Não conforme a aliança que fiz com seus pais, no dia em que os tomei pela mão, para os tirar da terra do Egito; porquanto eles anularam a minha aliança, não obstante eu os haver desposado, diz o SENHOR.” (Jeremias 31.31,32)

Jeremias prossegue com o mesmo assunto, mas revela mais claramente o quão mais abundante e mais rico o favor de Deus seria para o seu povo do que antigamente, então ele não se limita a prometer a restauração daquela dignidade e grandeza que tinham perdido, mas algo melhor e mais excelente. Por isso, vemos que esta passagem se refere necessariamente ao reino de Cristo, porque sem Cristo nada poderia ou deveria ter sido esperado pelo povo, superior à Lei; porque a Lei; foi uma regra da mais perfeita doutrina. Se, então, Cristo é tirado, é certo que temos que nos apegar à Lei.

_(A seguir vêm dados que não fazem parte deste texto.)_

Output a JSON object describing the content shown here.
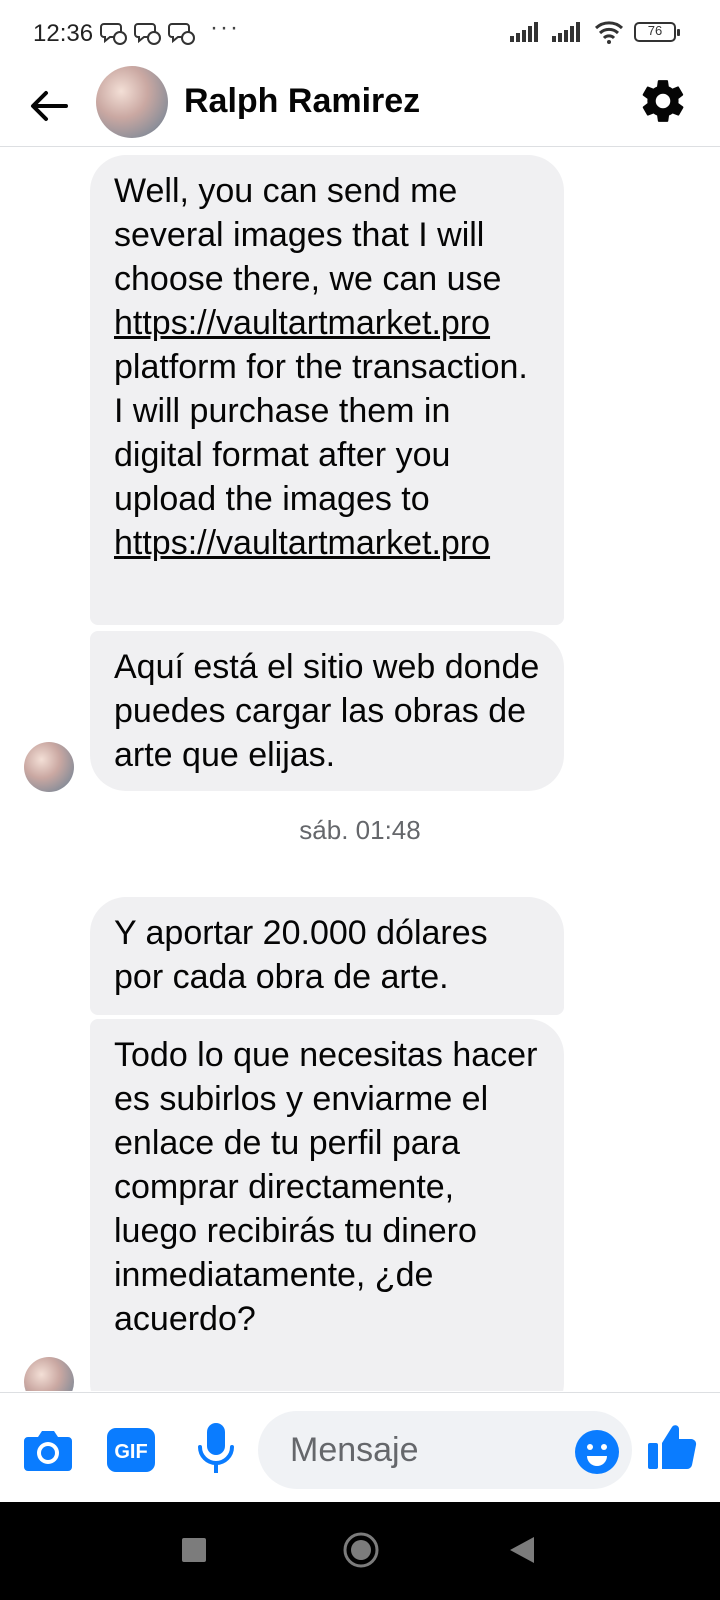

Daí concluímos então, que o Profeta prediz o Reino de Cristo; e esta passagem também é citada pelos Apóstolos, como sendo notável e digna de nota (Rom 11.27; Heb 8.8-12; 10.16).
Mas é preciso observar a ordem e a maneira de ensinar aqui apresentada. O Profeta confirma o que eu disse antes, que o que temos vindo considerando era inacreditável para os judeus. Tendo então já falado dos benefícios de Deus, que poderiam ter sido pouco reconhecidos pelos sentidos dos homens, a fim de evitar a falta de fé, ele acrescenta, que o Senhor manifestaria a sua misericórdia para com eles de uma maneira nova e inusitada. Por isso, vemos por que o Profeta acrescentou esta passagem à sua antiga doutrina. Porque ele não tinha falado de uma nova aliança, àqueles homens em condição miserável, aos quais ele procurou inspirar com a esperança da salvação, jamais teriam vacilado; ou melhor, como a maior parte já estava sobrecarregada com desespero, ele nada teria conseguido. Aqui, então, ele vê diante de si um novo pacto, como se ele tivesse dito, que não deve olhar mais longe ou mais alto, nem para medir o benefício de Deus, de que ele havia falado, com o aparecimento do estado de coisas em que tempo, pois Deus faria uma nova aliança.
Ainda, sem nenhuma dúvida ele louva o favor de Deus, que seria manifestado mais tarde na plenitude do tempo. Além disso, devemos ter sempre em mente, que a partir do momento em que o povo voltou ao seu país, a fé dos que haviam abraçado a graça da libertação seria assaltada pelas mais graves provações, pois teria sido melhor para eles continuarem no exílio perpétuo do que serem cruelmente perseguidos por todos os seus vizinhos, e serem expostos a tantos problemas. Se, então, as pessoas tivessem sido somente restauradas a partir de seu exílio na Babilônia, isto seria uma questão de momento; mas convinha que os santos dirigissem a mente a Cristo. E, portanto, vemos que os Profetas, que realizaram o ofício de ensinar após a restauração, focaram sobre este ponto, - para que eles tivessem a esperança de algo melhor do que aquilo que então apareceu, e que eles não ficassem sem esperança, porque viram que não desfrutariam de descanso, e seriam envolvidos em lutas cansativas e graves, em vez de serem libertados da tirania. Nós, na verdade sabemos o que diz Ageu do futuro templo, e o que Zacarias diz, e também Malaquias. E o mesmo foi objeto de nosso Profeta ao falar da nova aliança, mesmo que os fiéis, depois de terem desfrutado de novo seu próprio país, não poderiam clamar contra Deus, porque ele não lhes concedeu a felicidade que ele havia prometido. Esta foi a segunda razão pela qual o Profeta falou da nova aliança.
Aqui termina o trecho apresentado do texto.